For this opening concert of its 16th season, Pro Musica's forces were augmented by the early music violin performance expert Stanley Ritchie. Mr. Ritchie led the ensemble in symphonies by William Boyce (number III in C major) and Johann Christian Bach (Opus 6/III, in E-flat major), and also performed Mozart's Violin Concerto in D major, K. 278.

As in the case of any art in transition, the range of musical styles was quite diverse. The Boyce, from a set of six symphonies published in 1760, owes a debt to the music of George Frideric Handel, particularly in its lean textures and harmonic style. The J. C. Bach symphony, by contrast, exploits the dramatic effect of opposing tonal areas, and is one of the classical style's earliest, most exultant utterances.

In each work, Pro Musica Rara magnificently effected the shifting of musical gears between each style. From the wistful minuet that closed the Boyce to the visceral, kinetic outer movements of the J. C. Bach, the ensemble demonstrated good control of phrasing, rhythmic articulation and the projection of a unique character for each piece on the program.

Mr. Ritchie's performance of the Mozart concerto (composed while Mozart was still in his teens and exploring the possibilities of J. C. Bach's new harmonic style) was competent and well-considered. Though he had some lapses of phrasing and intonation in the first two movements, Mr. Ritchie triumphed in the puckish finale, a rondo made of sections in alternately moderate and fast tempos.

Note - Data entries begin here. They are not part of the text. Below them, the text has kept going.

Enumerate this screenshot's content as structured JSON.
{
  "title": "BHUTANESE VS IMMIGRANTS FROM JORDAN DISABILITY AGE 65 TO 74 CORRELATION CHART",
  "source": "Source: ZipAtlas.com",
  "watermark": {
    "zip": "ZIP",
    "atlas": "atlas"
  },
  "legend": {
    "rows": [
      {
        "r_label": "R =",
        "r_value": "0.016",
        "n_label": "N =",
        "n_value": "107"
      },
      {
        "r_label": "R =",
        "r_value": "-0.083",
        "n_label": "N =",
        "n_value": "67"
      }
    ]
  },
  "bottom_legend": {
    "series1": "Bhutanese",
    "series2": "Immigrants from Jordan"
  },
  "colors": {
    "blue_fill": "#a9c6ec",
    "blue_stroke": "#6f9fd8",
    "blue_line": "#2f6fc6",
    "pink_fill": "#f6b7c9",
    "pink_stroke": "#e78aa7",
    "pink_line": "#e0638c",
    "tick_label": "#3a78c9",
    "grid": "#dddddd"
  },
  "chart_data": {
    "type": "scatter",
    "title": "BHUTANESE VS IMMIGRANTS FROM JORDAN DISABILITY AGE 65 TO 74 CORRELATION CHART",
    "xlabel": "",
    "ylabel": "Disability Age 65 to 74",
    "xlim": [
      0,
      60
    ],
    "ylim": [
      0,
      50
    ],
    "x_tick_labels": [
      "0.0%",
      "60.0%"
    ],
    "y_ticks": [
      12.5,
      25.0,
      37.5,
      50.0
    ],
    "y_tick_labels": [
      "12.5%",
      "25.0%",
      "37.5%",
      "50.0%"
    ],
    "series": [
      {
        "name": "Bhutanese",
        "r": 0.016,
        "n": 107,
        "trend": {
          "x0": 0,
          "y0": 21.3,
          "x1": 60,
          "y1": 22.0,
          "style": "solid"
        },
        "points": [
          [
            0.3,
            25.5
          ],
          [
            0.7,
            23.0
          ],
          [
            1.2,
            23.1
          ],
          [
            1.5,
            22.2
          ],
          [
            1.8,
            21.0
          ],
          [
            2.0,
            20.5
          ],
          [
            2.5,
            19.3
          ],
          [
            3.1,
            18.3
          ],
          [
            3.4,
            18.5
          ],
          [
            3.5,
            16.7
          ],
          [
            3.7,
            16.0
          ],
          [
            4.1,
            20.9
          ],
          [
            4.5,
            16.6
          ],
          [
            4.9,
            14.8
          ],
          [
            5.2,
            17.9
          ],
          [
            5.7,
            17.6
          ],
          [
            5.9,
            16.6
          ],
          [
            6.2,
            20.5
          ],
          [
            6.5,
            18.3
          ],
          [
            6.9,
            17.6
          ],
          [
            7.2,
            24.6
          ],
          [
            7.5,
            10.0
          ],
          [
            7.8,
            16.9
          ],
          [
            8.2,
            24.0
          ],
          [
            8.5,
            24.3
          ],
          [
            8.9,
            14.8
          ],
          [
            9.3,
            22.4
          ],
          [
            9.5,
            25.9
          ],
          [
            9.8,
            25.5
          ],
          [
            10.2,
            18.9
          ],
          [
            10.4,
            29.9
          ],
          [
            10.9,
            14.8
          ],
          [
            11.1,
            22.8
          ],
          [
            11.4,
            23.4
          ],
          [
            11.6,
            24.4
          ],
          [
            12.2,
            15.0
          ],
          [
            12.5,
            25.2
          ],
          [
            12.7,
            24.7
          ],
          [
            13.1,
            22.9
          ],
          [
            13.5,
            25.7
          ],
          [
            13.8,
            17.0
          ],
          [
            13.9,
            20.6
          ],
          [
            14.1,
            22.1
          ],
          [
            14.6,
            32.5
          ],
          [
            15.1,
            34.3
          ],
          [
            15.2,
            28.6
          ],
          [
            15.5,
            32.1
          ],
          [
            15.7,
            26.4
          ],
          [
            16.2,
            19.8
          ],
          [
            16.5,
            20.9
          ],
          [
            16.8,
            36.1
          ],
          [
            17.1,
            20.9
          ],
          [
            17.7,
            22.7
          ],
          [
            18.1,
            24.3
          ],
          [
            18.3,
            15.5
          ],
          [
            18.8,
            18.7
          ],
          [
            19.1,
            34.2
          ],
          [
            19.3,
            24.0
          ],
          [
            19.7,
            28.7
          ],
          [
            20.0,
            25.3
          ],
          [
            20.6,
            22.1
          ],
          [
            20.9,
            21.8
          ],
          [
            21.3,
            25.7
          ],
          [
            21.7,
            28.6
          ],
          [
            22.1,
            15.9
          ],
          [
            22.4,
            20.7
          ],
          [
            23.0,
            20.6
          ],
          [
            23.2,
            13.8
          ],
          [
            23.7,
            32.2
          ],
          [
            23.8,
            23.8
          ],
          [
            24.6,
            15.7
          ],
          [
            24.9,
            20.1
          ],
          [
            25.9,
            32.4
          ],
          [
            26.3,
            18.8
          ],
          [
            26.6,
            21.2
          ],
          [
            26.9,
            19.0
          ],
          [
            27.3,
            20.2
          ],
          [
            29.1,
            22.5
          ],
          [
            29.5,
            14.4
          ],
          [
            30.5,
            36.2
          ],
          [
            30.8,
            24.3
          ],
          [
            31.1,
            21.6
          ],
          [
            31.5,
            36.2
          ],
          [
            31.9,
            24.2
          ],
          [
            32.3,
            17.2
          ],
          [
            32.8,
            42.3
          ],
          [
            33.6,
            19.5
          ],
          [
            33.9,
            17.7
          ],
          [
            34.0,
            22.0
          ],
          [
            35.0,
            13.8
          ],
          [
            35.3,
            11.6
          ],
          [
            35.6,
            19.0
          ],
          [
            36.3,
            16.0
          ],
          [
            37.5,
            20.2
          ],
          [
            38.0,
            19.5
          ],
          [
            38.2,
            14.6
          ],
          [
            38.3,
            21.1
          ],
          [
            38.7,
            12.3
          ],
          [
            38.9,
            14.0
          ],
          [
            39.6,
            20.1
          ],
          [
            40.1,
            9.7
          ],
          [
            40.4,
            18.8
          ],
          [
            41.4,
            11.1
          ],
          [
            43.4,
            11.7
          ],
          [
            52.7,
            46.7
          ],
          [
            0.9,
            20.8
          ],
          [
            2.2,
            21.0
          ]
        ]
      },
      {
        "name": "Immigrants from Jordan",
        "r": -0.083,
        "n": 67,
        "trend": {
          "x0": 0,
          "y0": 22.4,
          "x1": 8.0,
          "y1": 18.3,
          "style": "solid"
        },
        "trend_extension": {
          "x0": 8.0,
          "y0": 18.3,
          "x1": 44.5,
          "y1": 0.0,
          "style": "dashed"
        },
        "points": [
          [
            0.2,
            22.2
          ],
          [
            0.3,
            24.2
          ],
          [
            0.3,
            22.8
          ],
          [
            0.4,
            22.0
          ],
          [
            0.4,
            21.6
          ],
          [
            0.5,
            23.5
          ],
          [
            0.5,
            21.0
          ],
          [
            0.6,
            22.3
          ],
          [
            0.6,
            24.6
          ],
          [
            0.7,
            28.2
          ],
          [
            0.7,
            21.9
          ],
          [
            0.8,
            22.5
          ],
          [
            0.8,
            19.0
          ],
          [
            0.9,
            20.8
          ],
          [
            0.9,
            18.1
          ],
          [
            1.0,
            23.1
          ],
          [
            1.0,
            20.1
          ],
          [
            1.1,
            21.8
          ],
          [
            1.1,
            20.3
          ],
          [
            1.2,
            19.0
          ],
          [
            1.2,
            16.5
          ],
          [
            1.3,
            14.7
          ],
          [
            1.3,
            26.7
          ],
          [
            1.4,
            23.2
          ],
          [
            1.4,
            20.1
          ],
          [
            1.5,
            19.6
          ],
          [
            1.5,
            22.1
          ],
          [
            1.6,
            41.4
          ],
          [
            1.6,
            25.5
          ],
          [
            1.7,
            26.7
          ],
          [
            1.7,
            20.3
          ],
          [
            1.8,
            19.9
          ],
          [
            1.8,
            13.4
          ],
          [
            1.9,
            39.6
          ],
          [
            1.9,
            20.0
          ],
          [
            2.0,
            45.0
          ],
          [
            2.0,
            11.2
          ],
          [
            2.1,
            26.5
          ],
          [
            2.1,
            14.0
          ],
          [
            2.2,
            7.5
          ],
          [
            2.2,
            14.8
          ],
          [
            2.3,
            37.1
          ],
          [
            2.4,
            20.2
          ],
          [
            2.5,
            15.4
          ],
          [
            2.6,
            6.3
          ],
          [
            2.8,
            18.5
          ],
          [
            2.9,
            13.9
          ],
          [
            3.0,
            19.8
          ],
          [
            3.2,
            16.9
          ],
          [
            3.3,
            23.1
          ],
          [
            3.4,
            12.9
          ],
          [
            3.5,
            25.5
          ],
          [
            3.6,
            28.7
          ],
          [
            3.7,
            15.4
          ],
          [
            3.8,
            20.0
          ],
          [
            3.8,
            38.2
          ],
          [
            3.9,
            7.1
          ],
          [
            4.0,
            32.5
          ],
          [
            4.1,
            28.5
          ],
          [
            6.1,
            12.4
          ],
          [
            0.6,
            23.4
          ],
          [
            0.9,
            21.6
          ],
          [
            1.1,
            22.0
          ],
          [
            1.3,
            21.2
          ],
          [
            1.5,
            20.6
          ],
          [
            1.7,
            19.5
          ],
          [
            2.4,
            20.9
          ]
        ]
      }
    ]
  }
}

Also on the program was the Harpsichord Concerto in F major by Carl Philipp Emanuel Bach, performed by harpsichordist Amy Rosser. C. P. E. Bach's music, with its abrupt changes of texture and mood, is some of the most neglected and wonderfully bizarre music of all time -- and a real challenge to perform convincingly. Ms. Rosser rose to the challenge admirably, particularly in her handling of rubato and ornamentation in the concerto's slow movement and in selected passages of its rapid, impetuous finale.